Yeşil Lojistik kapsamında değerli sektör öncüsü müşterilerimize sera gazı hesaplarının yapılması ya da doğrulanması konusunda hizmet vermekteyiz. Bu çalışma ile lojistik sektöründeki müşterilerimizin karbon ayak izlerini hesaplamalarını, yönetmelerini ve azaltmalarını sağlamaları için çeşitli destek hizmetler sunmaktayız. Bunun dışında bu çalışmaları destekleyici nitelikte olacak şekilde sürdürülebilir raporlarının hazırlanmasında ve çevresel, sosyal ve yönetişim anahtar performans göstergelerinin geliştirilmesi konusunda teknik destek vermekte ve sürdürülebilirlik raporlarının hazırlanmasını sağlamaktayız.
Yeşil Lojistik kavramının lojistik sektörünün sürdürülebilirliği açısından önemi nedir, ülkemizde kat edilmesi gereken nasıl bir süreç var, bir sektör profesyoneli olarak bu konudaki düşüncelerinizi öğrenebilir miyiz?
Lojistik hizmetleri bir firmanın en önemli dolaylı sera gazı kaynaklarından biridir. Bu nedenle lojistik sektörünü önemli yeniliklerin beklediğini söyleyebiliriz. Öncelikle lojistik sektörü için fosil yakıtlardan çıkışın hızlanacağı, intermodal taşımacılığın daha da önem kazanacağı bir geleceğin bizi beklediğini düşünüyorum. Yeşil Lojistik ile hayatımıza giren karbon ayak izi ise sürdürülebilirliğin en önemli yapı taşlarındandır. Fosil yakıtların kullanımı karbon ayak izimizin daha hızlı büyümesine ve dünyamızın ısınmasına neden olmaktadır. Bu durumun bu şekilde gitmesinin sürdürülebilir olmadığı ise tüm dünyanın şu anda konuştuğu en önemli konulardan biridir. Bu nedenle henüz karbon ayak izini ölçmeyen firmalara bu çalışmalara en hızlı şekilde başlamalarını, bu çalışmalara başlamış firmalara ise azaltım planlarını hazırlamalarını tavsiye etmekteyiz.

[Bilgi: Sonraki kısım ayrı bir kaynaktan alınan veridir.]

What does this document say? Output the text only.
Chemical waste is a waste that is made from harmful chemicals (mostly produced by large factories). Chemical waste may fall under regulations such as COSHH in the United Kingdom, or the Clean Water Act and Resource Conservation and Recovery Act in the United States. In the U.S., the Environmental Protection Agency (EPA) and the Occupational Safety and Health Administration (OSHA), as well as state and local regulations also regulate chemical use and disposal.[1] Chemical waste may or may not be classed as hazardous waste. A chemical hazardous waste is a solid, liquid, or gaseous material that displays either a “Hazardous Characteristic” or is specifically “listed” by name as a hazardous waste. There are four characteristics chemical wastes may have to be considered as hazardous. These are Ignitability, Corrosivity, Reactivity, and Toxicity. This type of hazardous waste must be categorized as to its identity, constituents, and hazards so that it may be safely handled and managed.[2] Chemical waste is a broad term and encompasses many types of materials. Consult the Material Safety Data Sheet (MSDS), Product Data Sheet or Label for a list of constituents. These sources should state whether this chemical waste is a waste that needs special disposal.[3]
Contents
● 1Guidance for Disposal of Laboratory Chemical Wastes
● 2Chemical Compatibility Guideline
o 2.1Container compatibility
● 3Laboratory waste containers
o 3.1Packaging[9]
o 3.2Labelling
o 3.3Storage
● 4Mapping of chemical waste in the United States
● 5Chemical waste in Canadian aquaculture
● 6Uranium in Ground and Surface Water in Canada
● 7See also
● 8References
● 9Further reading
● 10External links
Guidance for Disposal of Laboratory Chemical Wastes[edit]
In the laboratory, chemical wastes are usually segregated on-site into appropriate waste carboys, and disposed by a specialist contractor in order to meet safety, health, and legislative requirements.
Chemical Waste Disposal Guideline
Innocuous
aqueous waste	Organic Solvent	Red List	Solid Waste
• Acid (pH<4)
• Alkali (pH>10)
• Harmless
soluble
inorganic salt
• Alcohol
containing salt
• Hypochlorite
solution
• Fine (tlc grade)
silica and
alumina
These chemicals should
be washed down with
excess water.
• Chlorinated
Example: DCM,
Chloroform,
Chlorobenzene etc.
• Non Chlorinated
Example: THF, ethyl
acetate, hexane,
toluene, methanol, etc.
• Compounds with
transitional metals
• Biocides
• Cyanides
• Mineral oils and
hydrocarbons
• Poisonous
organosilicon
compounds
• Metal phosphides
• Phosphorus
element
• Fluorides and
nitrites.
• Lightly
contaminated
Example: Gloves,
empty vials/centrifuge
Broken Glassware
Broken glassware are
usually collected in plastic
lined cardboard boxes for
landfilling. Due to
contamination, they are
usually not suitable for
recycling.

Yeşil Lojistik Belgesi’ne sahip olmanın global çerçevede önemi nedir, SGS TransitNet’in bu konudaki girişimlerinden bahseder misiniz?
Yeşil Lojistik Belgesi’ne sahip olmak bu sektörde çalışan markaların hem tercih edilebilirliğini hem de çeşitli gider kalemlerinde tasarruf yapmasını sağlamaktadır. SGS TransitNet olarak firmaların Yeşil Lojistik taahhütlerinin gerçekleştirilmesi konusunda teknik destek sağlamaktayız.